Types of integrity constraints
- Domain Integrity: Domain integrity is the validity of the restrictions that a given column of the table must comply with.
Required Data : sets a column to have a non-NULL value. It is defined by making the declaration of a column is NOT NULL when the table containing the columns is first created, as part of the CREATE TABLE statement.
Validity Check : when a table is created, each column has a data type and the DBMS ensures that only data of the specified type is entered into the table. - Entity integrity : establishes that the primary key of a table must have a unique value for each row of the table; if not, the database will lose its integrity. It is specified in the CREATE TABLE statement. The DBMS automatically checks the uniqueness of the value of the primary key with each INSERT AND UPDATE statement. An attempt to insert or update a row with an existing primary key value will fail.

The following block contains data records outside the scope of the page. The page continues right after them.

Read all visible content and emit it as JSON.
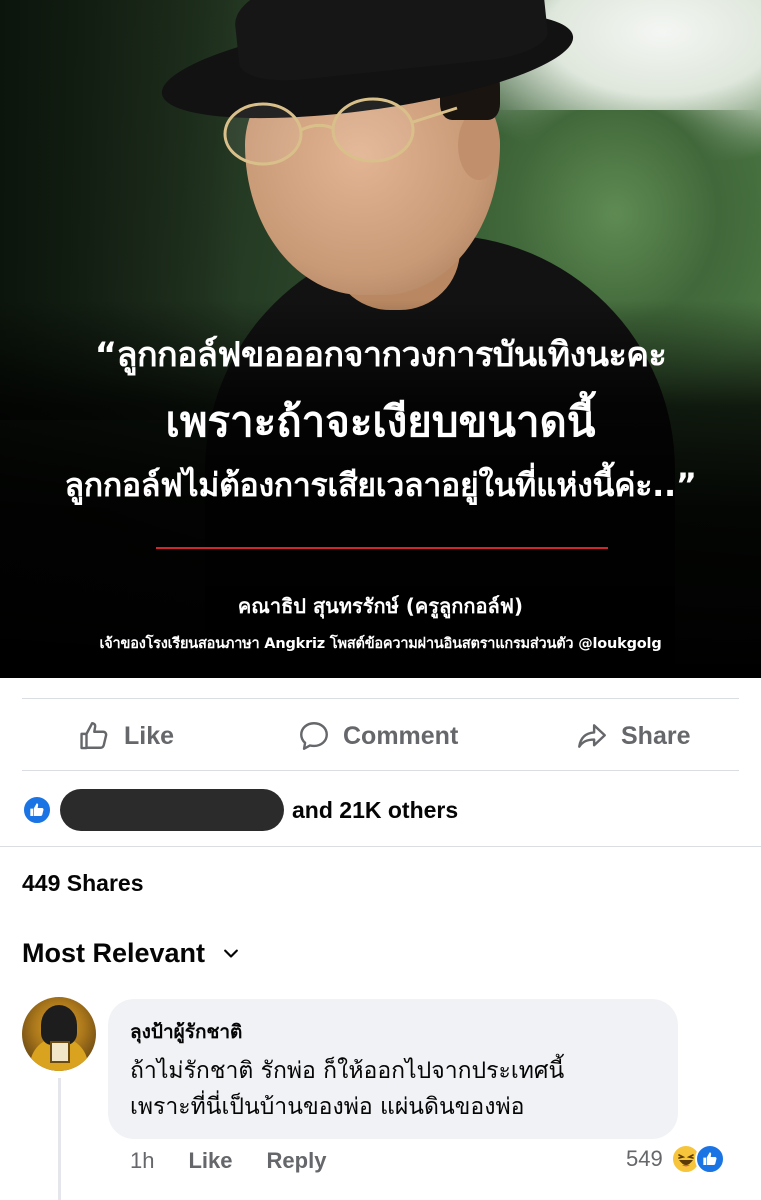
{
  "post": {
    "quote_line1": "“ลูกกอล์ฟขอออกจากวงการบันเทิงนะคะ",
    "quote_line2": "เพราะถ้าจะเงียบขนาดนี้",
    "quote_line3": "ลูกกอล์ฟไม่ต้องการเสียเวลาอยู่ในที่แห่งนี้ค่ะ..”",
    "author": "คณาธิป สุนทรรักษ์ (ครูลูกกอล์ฟ)",
    "caption": "เจ้าของโรงเรียนสอนภาษา Angkriz โพสต์ข้อความผ่านอินสตราแกรมส่วนตัว @loukgolg",
    "accent_color": "#d1272b"
  },
  "actions": {
    "like_label": "Like",
    "comment_label": "Comment",
    "share_label": "Share"
  },
  "reactions": {
    "text": "and 21K others",
    "icon": "like-icon"
  },
  "shares": "449 Shares",
  "sort": {
    "label": "Most Relevant",
    "icon": "chevron-down-icon"
  },
  "comment": {
    "author": "ลุงป้าผู้รักชาติ",
    "line1": "ถ้าไม่รักชาติ รักพ่อ ก็ให้ออกไปจากประเทศนี้",
    "line2": "เพราะที่นี่เป็นบ้านของพ่อ แผ่นดินของพ่อ",
    "time": "1h",
    "like_label": "Like",
    "reply_label": "Reply",
    "reaction_count": "549",
    "reaction_icons": [
      "haha-icon",
      "like-icon"
    ]
  },
  "colors": {
    "facebook_blue": "#1b74e4",
    "secondary_text": "#65676b",
    "bubble_bg": "#f0f2f5"
  }
}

- Referential integrity : ensures integrity between foreign and primary keys (parent / child relationships). There are four database updates that can corrupt referential integrity:
The insertion of a child row occurs when the foreign key does not match the parent’s primary key.
The update in the foreign key of the child row, where there is an update in the foreign key of the child row with an UPDATE statement and it does not match any primary key.
The deletion of a parent row, with which, if a parent row – which has one or more children – is deleted, the child rows will be orphaned.
The update of the primary key of a parent row, where if in a parent row, which has one or more children, its primary key is updated, the child rows will be orphaned.
Conclusion
Data integrity is the overall accuracy and consistency of data. Data integrity is a static property of a single schema, often associated with the relational model.
---